The papers in Part II deal with specific conceptual or linguistic tools. NORTH takes up Lovejoy’s well-known concept of the Great Chain of Being. This concept is an important tool in the analysis of the development of ideas; and yet, so it is argued, some of the conceptual connections in this area are ill-conceived. NESS’s paper represents one particularly important type of empirical research in logic. He reports a study of weight expression (expressions that indicate a degree of adherence to a thesis) in a large corpus of textbooks. Next, there follow two papers that illustrate the use of form methods for the elucidation of empirico-logical problems. WICHE discuss Mannoury’s notions of choice negation and exclusion negation. He takes steps toward a pragmatization of these notions, but also shows to what extent a formalization by means of many-valued logic can be fruitful. HOEPELMAN and VAN HOOF apply dialogue tableau theory in order to gain a better understanding of generics and defaults. GOOSSENS analyses the types of discourse among and within companies that differ in their commitment to values. In particular, he investigates how one could best deal with the concept of truth under these circumstances. Creative definitions, so often decried as fallacious, are, by MARCISZEWSKI, made to stand as the cornerstones of intellectual growth. Thus we reach the realm of cognitive science which is also the subject of JORNA’s paper in which empirical logic is allied to the feud around connectivism.
Part III is concerned with logical cultures and subcultures and the various factors that may promote or obstruct the occurrence of critical discussions within them. JOHNSON, in his study of dialectical fields stresses that it is not enough to be rational or reasonable: one also has to show that one is indeed so disposed, otherwise a cultural climate of discussion may yet fail. DU PREEZ shows how to classify different logical cultures or climates and how they transform one into the other. FINOCCHIARO analyses Mosca’s idea that logic is democracy’s worst enemy. This is bad weather already, but in SMIT’s paper we get some real logical storms as he investigates the logical or pseudo- logical instruments for the legitimation of terror. VAN BENTHEM VAN DEN BERGH discusses two particularly important obstacles to public debate: the blame-oriented way of thinking and the myth of innate characteristics of human groups. Finally, VAN BENDEGEM shows that the realm of mathematics is not quite the sanctuary some take it to be.
Part IV can be seen as a continuation of Part III, but now the particular theme is the disempowerment of women. The paper by SONGE-MALLER shows how the exclusion of the feminine is already at work in the earliest conceptualization of being: the poem of Parmenides. Skipping a number of centuries, DALITZ turns to woman’s place according to Hobbes’ theory of agreement and points out a circularity in the reasoning. SCHRÖDER analyzes Weininger’s ‘Geschlecht und Charakter’, and shows it to be a disgusting piece of hate literature, the sale of which should be outlawed. The volume is concluded by Radcliffe RICHARD’s devastating criticism of traditional arguments for the assignment of separate spheres to the sexes.
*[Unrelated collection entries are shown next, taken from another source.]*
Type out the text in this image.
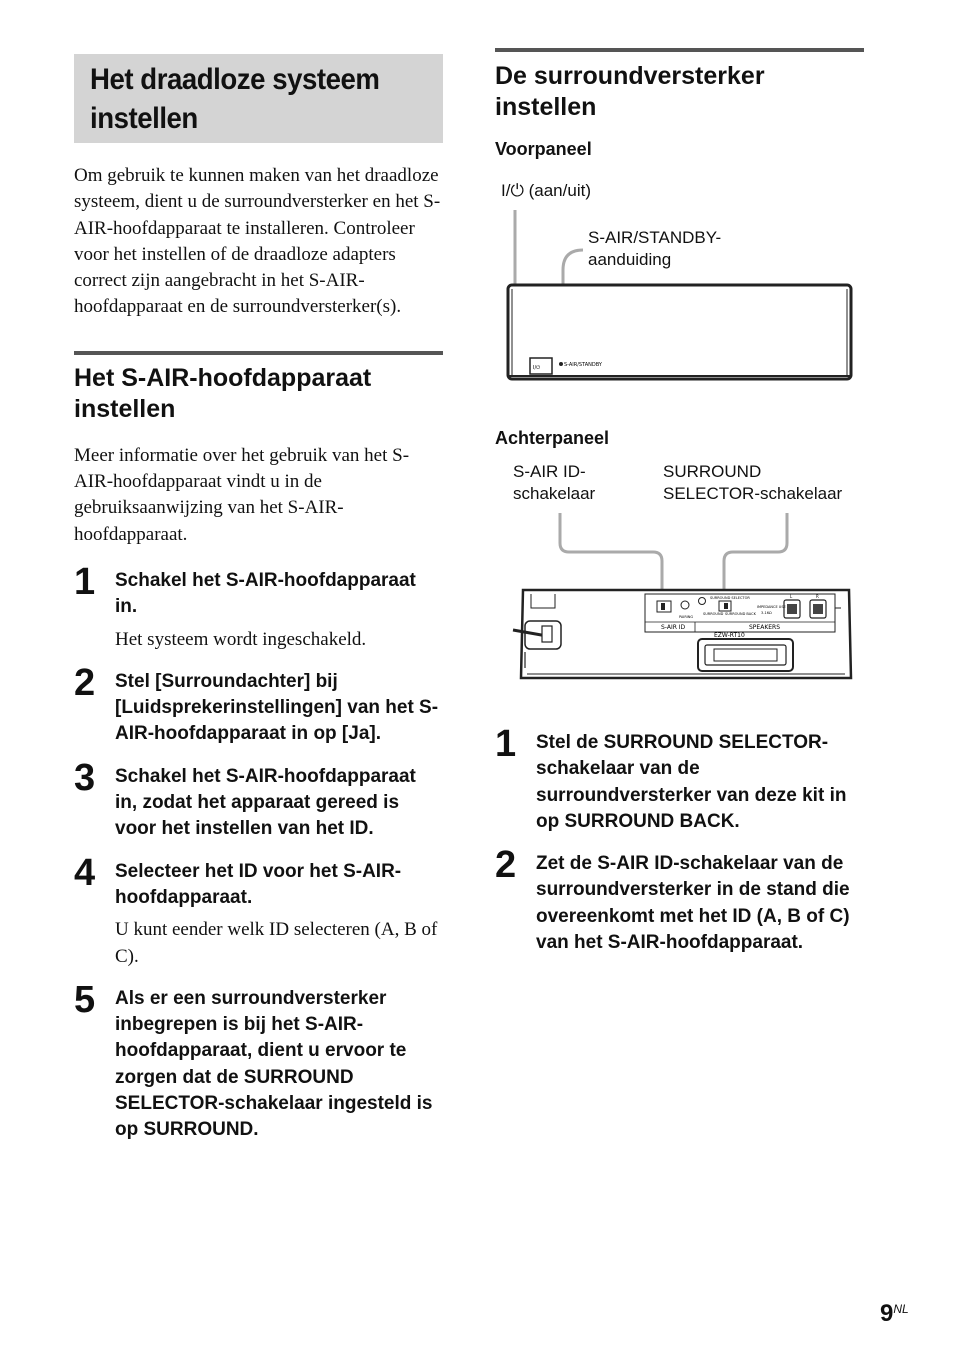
Het draadloze systeem instellen

Om gebruik te kunnen maken van het draadloze systeem, dient u de surroundversterker en het S-AIR-hoofdapparaat te installeren. Controleer voor het instellen of de draadloze adapters correct zijn aangebracht in het S-AIR-hoofdapparaat en de surroundversterker(s).

Het S-AIR-hoofdapparaat instellen

Meer informatie over het gebruik van het S-AIR-hoofdapparaat vindt u in de gebruiksaanwijzing van het S-AIR-hoofdapparaat.

1 Schakel het S-AIR-hoofdapparaat in.

Het systeem wordt ingeschakeld.

2 Stel [Surroundachter] bij [Luidsprekerinstellingen] van het S-AIR-hoofdapparaat in op [Ja].

3 Schakel het S-AIR-hoofdapparaat in, zodat het apparaat gereed is voor het instellen van het ID.

4 Selecteer het ID voor het S-AIR-hoofdapparaat.

U kunt eender welk ID selecteren (A, B of C).

5 Als er een surroundversterker inbegrepen is bij het S-AIR-hoofdapparaat, dient u ervoor te zorgen dat de SURROUND SELECTOR-schakelaar ingesteld is op SURROUND.

De surroundversterker instellen
Voorpaneel
I/⏻ (aan/uit)
S-AIR/STANDBY-
aanduiding
I/⏻	S-AIR/STANDBY
Achterpaneel
S-AIR ID-
schakelaar
SURROUND
SELECTOR-schakelaar
S-AIR ID	SPEAKERS
PAIRING
SURROUND SELECTOR
SURROUND SURROUND BACK
IMPEDANCE USE
3-16Ω
L	R
EZW-RT10
1 Stel de SURROUND SELECTOR-schakelaar van de surroundversterker van deze kit in op SURROUND BACK.

2 Zet de S-AIR ID-schakelaar van de surroundversterker in de stand die overeenkomt met het ID (A, B of C) van het S-AIR-hoofdapparaat.

$9^{NL}$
As may be grasped from this survey, empirical logic faces an immense research domain and an equally immense field of application. Consequently, this collection of essays is intended for a large readership of researchers: teachers, advanced students, and other people interested in philosophy (not only philosophy of argumentation but also epistemology, feminist philosophy, as well as the history of philosophy), or in applied linguistics (speech communication and composition, rhetoric, discourse analysis), or in social and political science. The book is further meant to comprise the essential materials for a graduate, or perhaps a senior, course in empirical logic. Such a course could be part of various programs.
The editors wish to express their gratitude to Professor John North, who acted as their adviser on various delicate matters, and to John and Marion North for their invaluable help with English language problems in a number of papers. We are also grateful for the support offered by the Department of Philosophy of Groningen University. This support made it possible to prepare camera ready copy, a job undertaken by Ronald Hunneman, and at a later stage by Allard M. Tamminga. We wish to thank them here for the enormous amount of strenuous work they put into this project. These essays were written in honour of Else M. Barth, whose inspiring contributions have done so much for the present field. She not only vigorously stressed the importance of the empirical logic programme, giving the field its theoretical and methodological underpinnings, she has also contributed paradigmatic studies on special subjects, such as the logic of the articles, modal logic, dialogue logic, homoeological thought, Hegelian and other idealist logic, philosophical roots of sexism, infinitesimals, semantic roles, dialectical fields, epistemology, asymmetry and contradiction, the oligodynamic principle, distributive intelligence, the ontological Master Premiss, logical principles of political philosophies, ethical-political in completeness, etc. The authors and the editors of this volume are grateful to share in this wealth of ideas, that has, in various ways, been immensely profitable to each of them.